Рафик уводит Степана домой. «Что такое? Что случилось?» — спрашивает у отца. Оказывается, милиционер толкнул какого-то мальчика, а Степан сказал: «Ух ты, сволочь!» У Степана дрожат руки. Мария усаживает мужа на тахту и подкладывает под бока мутаки и стоит над ним, боясь за его сердце, и кажется, что она уже приподняла два крыла, готовая лететь за живой водой.
…Ванванч просыпается на Арбате глубокой ночью. Горит свет. На кровати сидят в обнимку мама и Сиро и плачут. «Почему вы плачете?» — спрашивает Ванванч. «Дедушка умер, Кукушка», — говорит Сиро, и плечи ее трясутся.

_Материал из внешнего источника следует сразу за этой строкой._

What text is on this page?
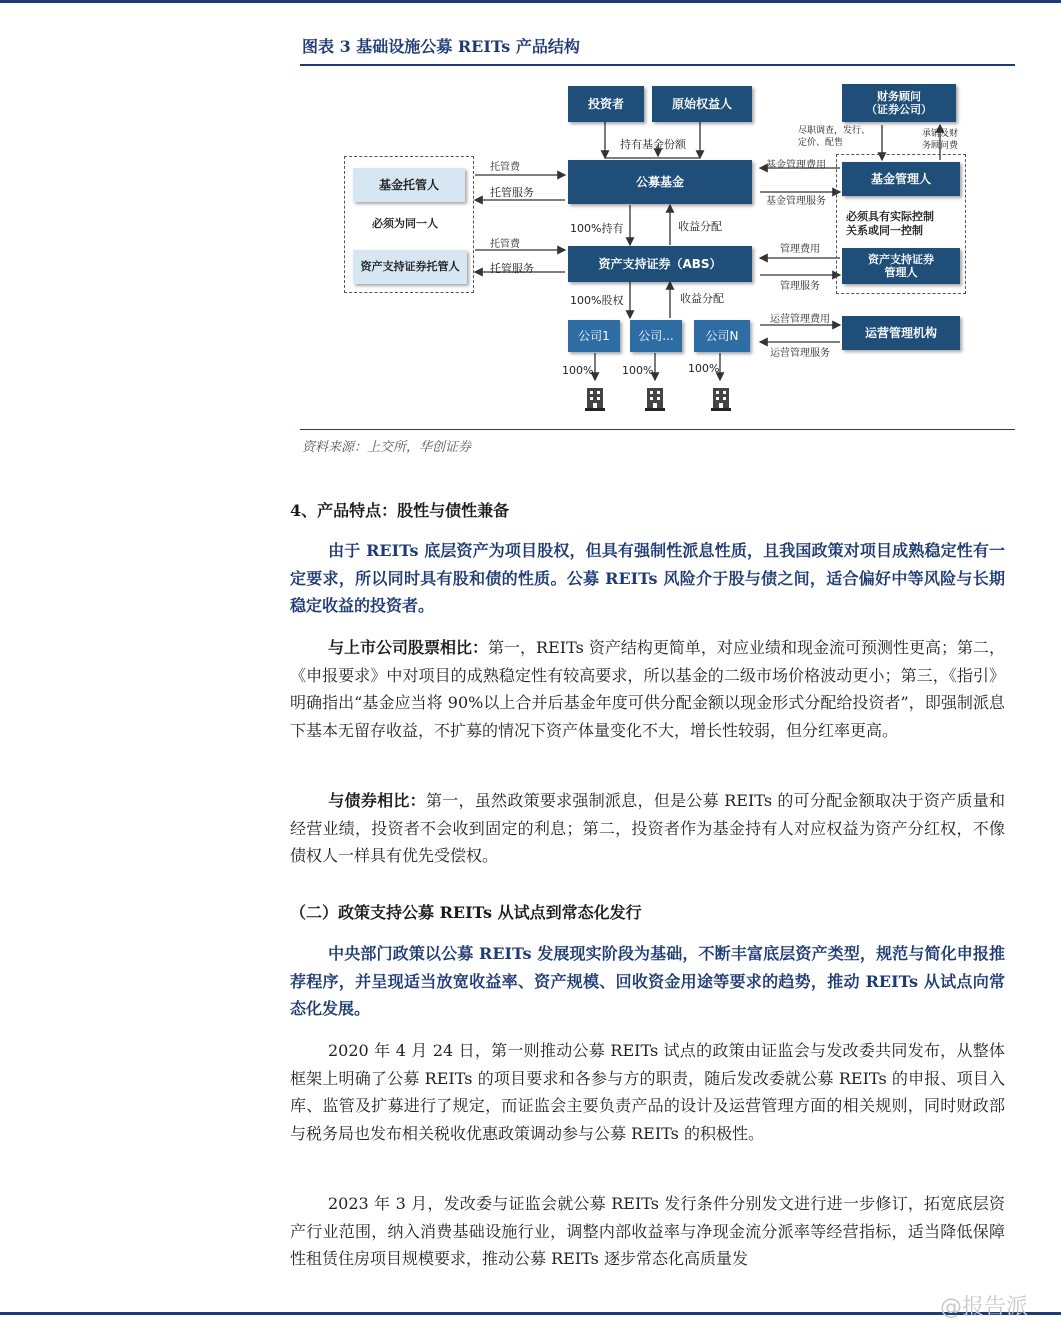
图表 3 基础设施公募 REITs 产品结构
投资者	原始权益人
财务顾问
（证券公司）
持有基金份额
基金托管人
必须为同一人
资产支持证券托管人
托管费
托管服务
托管费
托管服务
公募基金
资产支持证券（ABS）
100%持有	收益分配
100%股权	收益分配
尽职调查，发行、
定价、配售
承销及财
务顾问费
基金管理费用
基金管理服务
管理费用
管理服务
运营管理费用
运营管理服务
基金管理人
必须具有实际控制
关系或同一控制
资产支持证券
管理人
公司1	公司...	公司N	运营管理机构
100%	100%	100%
资料来源：上交所，华创证券
4、产品特点：股性与债性兼备
由于 REITs 底层资产为项目股权，但具有强制性派息性质，且我国政策对项目成熟稳定性有一定要求，所以同时具有股和债的性质。公募 REITs 风险介于股与债之间，适合偏好中等风险与长期稳定收益的投资者。
与上市公司股票相比：第一，REITs 资产结构更简单，对应业绩和现金流可预测性更高；第二，《申报要求》中对项目的成熟稳定性有较高要求，所以基金的二级市场价格波动更小；第三，《指引》明确指出“基金应当将 90%以上合并后基金年度可供分配金额以现金形式分配给投资者”，即强制派息下基本无留存收益，不扩募的情况下资产体量变化不大，增长性较弱，但分红率更高。
与债券相比：第一，虽然政策要求强制派息，但是公募 REITs 的可分配金额取决于资产质量和经营业绩，投资者不会收到固定的利息；第二，投资者作为基金持有人对应权益为资产分红权，不像债权人一样具有优先受偿权。
（二）政策支持公募 REITs 从试点到常态化发行
中央部门政策以公募 REITs 发展现实阶段为基础，不断丰富底层资产类型，规范与简化申报推荐程序，并呈现适当放宽收益率、资产规模、回收资金用途等要求的趋势，推动 REITs 从试点向常态化发展。
2020 年 4 月 24 日，第一则推动公募 REITs 试点的政策由证监会与发改委共同发布，从整体框架上明确了公募 REITs 的项目要求和各参与方的职责，随后发改委就公募 REITs 的申报、项目入库、监管及扩募进行了规定，而证监会主要负责产品的设计及运营管理方面的相关规则，同时财政部与税务局也发布相关税收优惠政策调动参与公募 REITs 的积极性。
2023 年 3 月，发改委与证监会就公募 REITs 发行条件分别发文进行进一步修订，拓宽底层资产行业范围，纳入消费基础设施行业，调整内部收益率与净现金流分派率等经营指标，适当降低保障性租赁住房项目规模要求，推动公募 REITs 逐步常态化高质量发
@报告派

На следующий день Ванванч высыпает из копилки знакомые копеечки, дедушкина — самая заметная, со стершимся гербом, звенит звонче остальных. Но слез нет у Ванванча. Он еще не воспринимает смерть. Печаль — да. Но тут же набегают будни: школа, двор, книжки, воспоминания о дедушке как о живом. Вот он соорудил маленькому Ванванчу грузовик — кабина, четыре колеса, кузов. В крыше кабины — руль, в кузове — скамейка, и Ванванч садится на нее, а дедушка тянет грузовик за веревочку. Вот в Манглисе, на даче, старшие двоюродные братья, Гиви и Кукуля, собираются на рыбную ловлю, а он, трехлетний, намеревается отправиться с ними. «Да у тебя же нет удочки», — говорит Гиви. «А где моя удочка?» — спрашивает недоумевающий Ванванч. «Маруся, — строго спрашивает дедушка у бабуси, — где же Кукушкина удочка?» — «Вай, коранам ес!» — смеется бабуся и вручает ему маленькую палочку. Он счастлив… «Какой же я был глупый!» — думает Ванванч. И вспоминает дедушкино лицо.